# Rainy Weather Sucks!!!



## alucard (Dec 1, 2008)

I am creating my first ever blog because I am sooo pissed off and need to vent! (And I don't mean like the Coors Light commericals on TV!)

I am pissed because the weather here as been so horrible over the last 3 weeks. Last Friday we had a bad storm come through and wreak my new Crypt that I had spent so much time preparing this summer! The storm blew it into my cemetery fence and into several pieces. Luckily for me, all major sides of the Crypt were intact, so I rebraced everything and was able to fix the FCG inside.

However, today, as in, this morning. I was getting ready for another lovely day at the office, when I noticed a bad storm front moving into the area quickly. I didn't hardly have time to react! I ran outside and started pulling up all my tombstones, yard props, etc. The rain and wind began to pommel me as I frantically ripped all my hard work up from the yard in a maniac fashion trying to stay dry! As the rains beat me down and the wind blew me back into my house, I couldn't help but look towards my Crypt, as if it were all in slow motion, go sailing into the air like a 747 taking off from the runway!
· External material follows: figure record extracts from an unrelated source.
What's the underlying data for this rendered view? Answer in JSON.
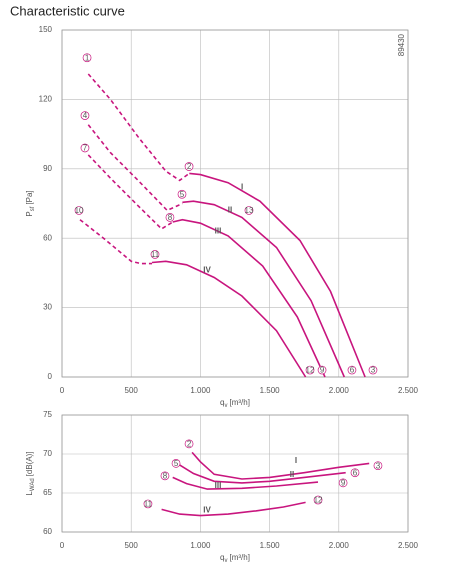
{
  "chart_data": [
    {
      "type": "line",
      "title": "Characteristic curve",
      "note": "89430",
      "ylabel": {
        "main": "P",
        "sub": "sf",
        "unit": "[Pa]"
      },
      "xlabel": {
        "main": "q",
        "sub": "v",
        "unit": "[m³/h]"
      },
      "xlim": [
        0,
        2500
      ],
      "xticks": [
        0,
        500,
        {
          "value": 1000,
          "label": "1.000"
        },
        {
          "value": 1500,
          "label": "1.500"
        },
        {
          "value": 2000,
          "label": "2.000"
        },
        {
          "value": 2500,
          "label": "2.500"
        }
      ],
      "ylim": [
        0,
        150
      ],
      "yticks": [
        0,
        30,
        60,
        90,
        120,
        150
      ],
      "grid": true,
      "series": [
        {
          "color": "#c8157e",
          "style": "dashed",
          "x": [
            190,
            350,
            560,
            750,
            850,
            920
          ],
          "values": [
            131,
            120,
            103,
            89,
            85,
            88
          ]
        },
        {
          "color": "#c8157e",
          "style": "solid",
          "x": [
            920,
            1000,
            1200,
            1430,
            1720,
            1940,
            2190
          ],
          "values": [
            88,
            87.5,
            84,
            76,
            59,
            37,
            0
          ]
        },
        {
          "color": "#c8157e",
          "style": "dashed",
          "x": [
            190,
            350,
            550,
            760,
            870
          ],
          "values": [
            109,
            97,
            85,
            72,
            75
          ]
        },
        {
          "color": "#c8157e",
          "style": "solid",
          "x": [
            870,
            950,
            1100,
            1300,
            1550,
            1800,
            2040
          ],
          "values": [
            75.5,
            76,
            74.5,
            69,
            56,
            33,
            0
          ]
        },
        {
          "color": "#c8157e",
          "style": "dashed",
          "x": [
            190,
            350,
            550,
            720,
            800
          ],
          "values": [
            96,
            86,
            74,
            64,
            67
          ]
        },
        {
          "color": "#c8157e",
          "style": "solid",
          "x": [
            800,
            870,
            1000,
            1200,
            1450,
            1700,
            1900
          ],
          "values": [
            67,
            68,
            66.5,
            61,
            48,
            26,
            0
          ]
        },
        {
          "color": "#c8157e",
          "style": "dashed",
          "x": [
            130,
            300,
            500,
            570,
            650
          ],
          "values": [
            68,
            60,
            50,
            49,
            49
          ]
        },
        {
          "color": "#c8157e",
          "style": "solid",
          "x": [
            650,
            750,
            900,
            1100,
            1300,
            1550,
            1760
          ],
          "values": [
            49.5,
            50,
            48.5,
            43,
            35,
            20,
            0
          ]
        }
      ],
      "annotations": [
        {
          "text": "1",
          "x": 181,
          "y": 138
        },
        {
          "text": "2",
          "x": 918,
          "y": 91
        },
        {
          "text": "3",
          "x": 2247,
          "y": 3
        },
        {
          "text": "4",
          "x": 166,
          "y": 113
        },
        {
          "text": "5",
          "x": 867,
          "y": 79
        },
        {
          "text": "6",
          "x": 2095,
          "y": 3
        },
        {
          "text": "7",
          "x": 166,
          "y": 99
        },
        {
          "text": "8",
          "x": 780,
          "y": 69
        },
        {
          "text": "9",
          "x": 1879,
          "y": 3
        },
        {
          "text": "10",
          "x": 123,
          "y": 72
        },
        {
          "text": "11",
          "x": 672,
          "y": 53
        },
        {
          "text": "12",
          "x": 1792,
          "y": 3
        },
        {
          "text": "13",
          "x": 1351,
          "y": 72
        },
        {
          "text": "I",
          "x": 1301,
          "y": 82
        },
        {
          "text": "II",
          "x": 1214,
          "y": 72
        },
        {
          "text": "III",
          "x": 1127,
          "y": 63
        },
        {
          "text": "IV",
          "x": 1048,
          "y": 46
        }
      ]
    },
    {
      "type": "line",
      "ylabel": {
        "main": "L",
        "sub": "WAd",
        "unit": "[dB(A)]"
      },
      "xlabel": {
        "main": "q",
        "sub": "v",
        "unit": "[m³/h]"
      },
      "xlim": [
        0,
        2500
      ],
      "xticks": [
        0,
        500,
        {
          "value": 1000,
          "label": "1.000"
        },
        {
          "value": 1500,
          "label": "1.500"
        },
        {
          "value": 2000,
          "label": "2.000"
        },
        {
          "value": 2500,
          "label": "2.500"
        }
      ],
      "ylim": [
        60,
        75
      ],
      "yticks": [
        60,
        65,
        70,
        75
      ],
      "grid": true,
      "series": [
        {
          "color": "#c8157e",
          "style": "solid",
          "x": [
            940,
            1000,
            1100,
            1300,
            1500,
            1750,
            2000,
            2220
          ],
          "values": [
            70.2,
            69,
            67.4,
            66.8,
            67,
            67.6,
            68.3,
            68.8
          ]
        },
        {
          "color": "#c8157e",
          "style": "solid",
          "x": [
            850,
            950,
            1100,
            1300,
            1500,
            1750,
            2050
          ],
          "values": [
            68.6,
            67.5,
            66.5,
            66.3,
            66.5,
            67,
            67.6
          ]
        },
        {
          "color": "#c8157e",
          "style": "solid",
          "x": [
            800,
            900,
            1050,
            1300,
            1550,
            1850
          ],
          "values": [
            67,
            66.2,
            65.5,
            65.6,
            65.9,
            66.4
          ]
        },
        {
          "color": "#c8157e",
          "style": "solid",
          "x": [
            720,
            850,
            1000,
            1200,
            1400,
            1600,
            1760
          ],
          "values": [
            62.9,
            62.3,
            62.1,
            62.3,
            62.7,
            63.2,
            63.8
          ]
        }
      ],
      "annotations": [
        {
          "text": "2",
          "x": 918,
          "y": 71.3
        },
        {
          "text": "5",
          "x": 824,
          "y": 68.8
        },
        {
          "text": "8",
          "x": 744,
          "y": 67.2
        },
        {
          "text": "11",
          "x": 621,
          "y": 63.6
        },
        {
          "text": "3",
          "x": 2283,
          "y": 68.5
        },
        {
          "text": "6",
          "x": 2117,
          "y": 67.6
        },
        {
          "text": "9",
          "x": 2031,
          "y": 66.3
        },
        {
          "text": "12",
          "x": 1850,
          "y": 64.1
        },
        {
          "text": "I",
          "x": 1691,
          "y": 69.1
        },
        {
          "text": "II",
          "x": 1662,
          "y": 67.3
        },
        {
          "text": "III",
          "x": 1127,
          "y": 65.9
        },
        {
          "text": "IV",
          "x": 1048,
          "y": 62.8
        }
      ]
    }
  ]
}
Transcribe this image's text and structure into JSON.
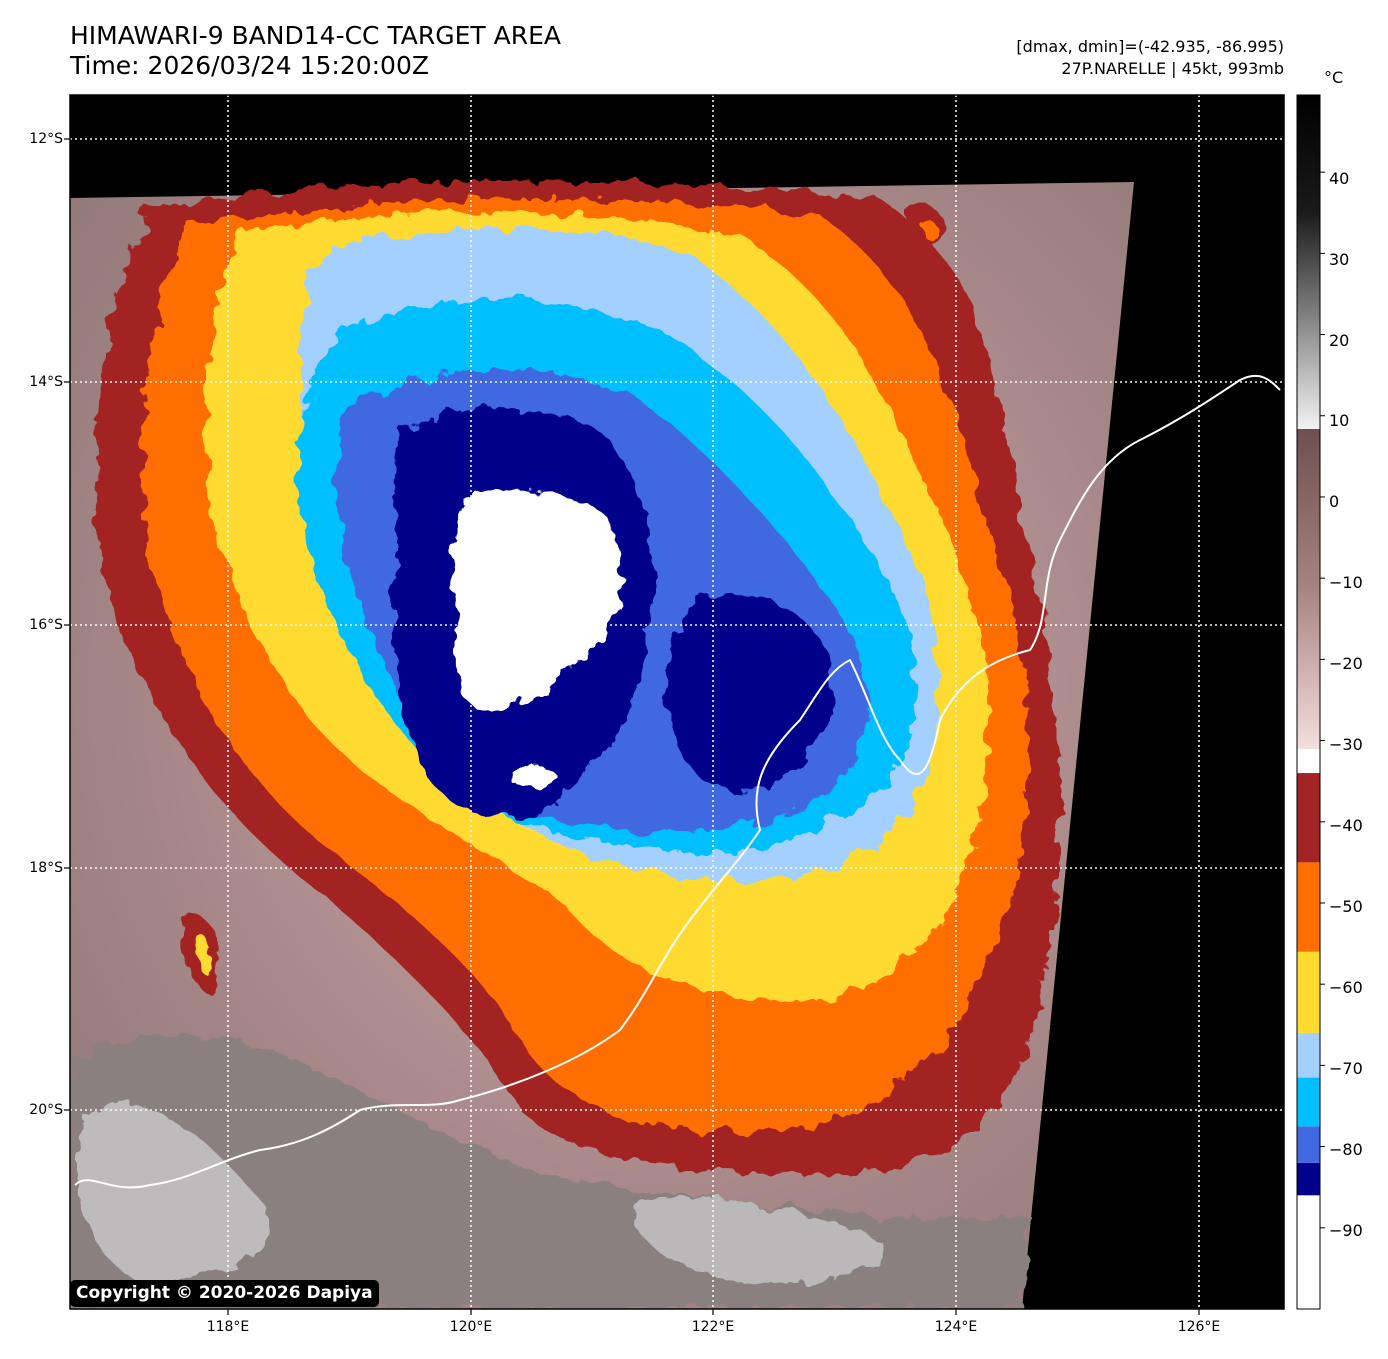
{
  "title": {
    "line1": "HIMAWARI-9 BAND14-CC TARGET AREA",
    "line2": "Time: 2026/03/24 15:20:00Z"
  },
  "info": {
    "range": "[dmax, dmin]=(-42.935, -86.995)",
    "storm": "27P.NARELLE | 45kt, 993mb"
  },
  "colorbar": {
    "unit": "°C",
    "ticks": [
      "40",
      "30",
      "20",
      "10",
      "0",
      "−10",
      "−20",
      "−30",
      "−40",
      "−50",
      "−60",
      "−70",
      "−80",
      "−90"
    ],
    "levels": [
      {
        "from": -100,
        "to": -86,
        "color": "#ffffff"
      },
      {
        "from": -86,
        "to": -82,
        "color": "#00008b"
      },
      {
        "from": -82,
        "to": -77.5,
        "color": "#4169e1"
      },
      {
        "from": -77.5,
        "to": -71.5,
        "color": "#00bfff"
      },
      {
        "from": -71.5,
        "to": -66,
        "color": "#a3d0ff"
      },
      {
        "from": -66,
        "to": -56,
        "color": "#ffdb30"
      },
      {
        "from": -56,
        "to": -45,
        "color": "#ff6e00"
      },
      {
        "from": -45,
        "to": -34,
        "color": "#a32424"
      }
    ]
  },
  "axes": {
    "lat_labels": [
      "12°S",
      "14°S",
      "16°S",
      "18°S",
      "20°S"
    ],
    "lon_labels": [
      "118°E",
      "120°E",
      "122°E",
      "124°E",
      "126°E"
    ]
  },
  "copyright": "Copyright © 2020-2026 Dapiya"
}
I think I gasped for air because my throat had sunk into my chest, as I witnessed my Crypt roll over my Cemetery Gate, destroying it, and landing in a million pieces in my neighbor's yard!!!! I didn't know if I should be horrified because all my hard work was lost, or the fact that my neighbor could be home, and quite pissed that my Crypt landed on his boat under his carport. Luckily they were not home, and as for me; well, I grugedly took off my work attire and slipped on my mud boots to go out into the monsoon to clean up the mess! 

I just can't believe that it happened to me twice! Both on Friday morning!!!!!!! I missed a day of hunting last Friday for repairs, and didn't even go to work today because of the mess it all made! I know that at one point, while looking helplessly into the sky, I asked the question: "Is it all worth it?" But then I said yes! Of course it is, and forcefully busted off a half a smirk! Creating things, even the smiles of people young and old is worth every small sacriface I can make! 

Hummmm, I feel much better now. And hopefully will have a game plan for repairing my Crypt once again.


----------